Poète ou philosophe est celui qui ne se reconnaît pas et ne s’appelle pas lui-même ainsi, mais reconnaît que la parole qui l’habite est démiurgique et savante parce qu’elle vient d’ailleurs. Les Anciens parlaient ainsi de la Muse, de l’inspiration, de l’enthousiasme ou de l’éros, amour du tout, qui relie ainsi le haut et le bas. Au fond, ce sont les noms ou les images d’un attrait, d’une philia sous-jacente à l’éros, d’un désir, orienté comme une tension et centré en dehors de celui qui le ressent et le nourrit. Or ce désir qui traverse la parole philosophique ou poétique a deux traits saillants. D’une part, il arrime cette parole en dehors de soi, en situant la conscience non au centre de l’être mais à une périphérie, dans une marge qui tend vers un centre situé ailleurs ; ainsi l’humain qui possède la parole n’est pas au centre, dans une identité absolue avec ce qui est, mais incarne ce qui tend vers le centre et poursuit une perfection qui le révèle à lui-même par l’exercice de la parole et le conduit vers ce qui le dépasse, en dépassant la parole aussi. D’autre part, ce désir est essentiellement « poïétique », fabriquant ou engendrant, donnant lieu à une série infinie d’autres désirs et jamais à une destruction, à une pulsion du néant. Vous aurez sans doute compris ma position. Il n’y a de philosophie et de poésie, a fortiori d’histoire, que de et par ce qui est, même dans l’absence, le retrait ou l’attente, mais jamais dans la négation et la pulsion vers le néant. Les Anciens avaient à cet égard une leçon bien précise qu’ils appelaient l’exercice de la mémoire contre l’oubli mortifère. Mais je ne veux pas vous ennuyer avec des vieux récits à ce sujet.
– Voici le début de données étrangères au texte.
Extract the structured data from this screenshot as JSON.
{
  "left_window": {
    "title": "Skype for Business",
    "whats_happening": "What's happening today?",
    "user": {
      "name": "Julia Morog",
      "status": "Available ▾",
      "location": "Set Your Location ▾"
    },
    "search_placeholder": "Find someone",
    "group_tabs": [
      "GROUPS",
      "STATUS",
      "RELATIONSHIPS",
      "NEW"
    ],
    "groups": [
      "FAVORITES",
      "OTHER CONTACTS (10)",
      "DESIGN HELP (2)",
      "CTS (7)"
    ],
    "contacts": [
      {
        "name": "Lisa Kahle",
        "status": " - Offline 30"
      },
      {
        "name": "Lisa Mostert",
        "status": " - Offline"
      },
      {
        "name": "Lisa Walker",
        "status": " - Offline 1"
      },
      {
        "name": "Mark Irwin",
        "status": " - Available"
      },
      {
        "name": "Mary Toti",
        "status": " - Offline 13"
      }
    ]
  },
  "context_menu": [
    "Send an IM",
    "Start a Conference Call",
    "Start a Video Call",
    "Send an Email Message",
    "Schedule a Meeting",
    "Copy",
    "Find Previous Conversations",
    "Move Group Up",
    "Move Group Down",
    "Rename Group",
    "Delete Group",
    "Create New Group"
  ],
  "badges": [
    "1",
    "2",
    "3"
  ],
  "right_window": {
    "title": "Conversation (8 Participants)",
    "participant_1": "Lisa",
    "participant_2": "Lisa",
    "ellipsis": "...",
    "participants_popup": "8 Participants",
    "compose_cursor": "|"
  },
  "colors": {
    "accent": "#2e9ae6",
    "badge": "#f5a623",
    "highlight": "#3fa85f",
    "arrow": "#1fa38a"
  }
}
En vous lisant, je ne vous le cache pas, je n’ai pas lu en effet un texte de poète à la recherche d’une linguistique particulière, ni d’une forme d’émotion propre au poète. J’ai entendu des pensées versifiées et c’est tout là le poème, je crois. Ces pensées passent par le corps qui ressent et l’œil qui voit, ces pensées passent d’un corps à l’autre et c’est ce qui m’a touchée en vous lisant. Le qui-suis je dans ce corps, dans ce monde, face à l’autre. Le “Ce corps est à moi, mais je l’habite mal”. Alors je me demandais, quelle importance pour vous a le corps ? A quel processus participe-t-il dans votre travail d’écriture ?

Je n’invente rien, en effet, et ne recherche pas à créer une « linguistique particulière », un « art » propre de la parole. Je me sers de ce qui est là, ce qui m’est donné : un corps, une ou deux langues que je pratique, ce qui se tient à la portée du regard ou de la main, ce qui se déroule au gré du pas. J’habite dans ce monde qui à la fois est en moi et vient vers moi, mais je l’habite mal car je suis aussi ailleurs et que je ne m’identifie pas entièrement à ce qui m’est assigné comme lieu corporel et linguistique. Il y a un décalage, une réserve, un retrait, parfois un débordement. Or la conscience de ce décalage tient l’esprit en éveil. C’est parce qu’il y a cette distance intime que nous pouvons sortir de nous-mêmes et nous adresser à autrui en parlant de ce que nous recevons et en témoignant ainsi du caractère vivant qui n’est pas celui du corps biologique et du monde physique, mais celui de ce qui anime le corps et le monde. Les Anciens appelaient « âme » la puissance vitale qui anime tout, le monde et chaque vivant qui le compose. On ne saisit cette âme que si on ressent ce léger malaise de n’avoir qu’un corps pour en témoigner, alors que la puissance de le penser et de saisir son affection, de comprendre ce qui le fait vibrer et d’arriver à en parler, n’est pas une puissance siégeant dans le corps mais se trouve autour du corps, comme une enveloppe qui porte le corps. Dans et autour sont évidemment des indications topiques artificielles. Autour du corps ne signifie pas littéralement autour du corps, mais indique une saisie du corps comme tel, une perception et une conscience qui tout en étant proche nous vient néanmoins du dehors, d’ailleurs. L’expression de ce décalage relève de la pensée, or la pensée est sensible tout autant qu’abstractive, et surtout ne peut se donner qu’en parole, même si celle-ci peut prendre les formes les plus diverses : des images, des figures géométriques, des nombres, des démonstrations logiques, des syllogismes, des figures de style ou des mots entrecoupés de plages de silence.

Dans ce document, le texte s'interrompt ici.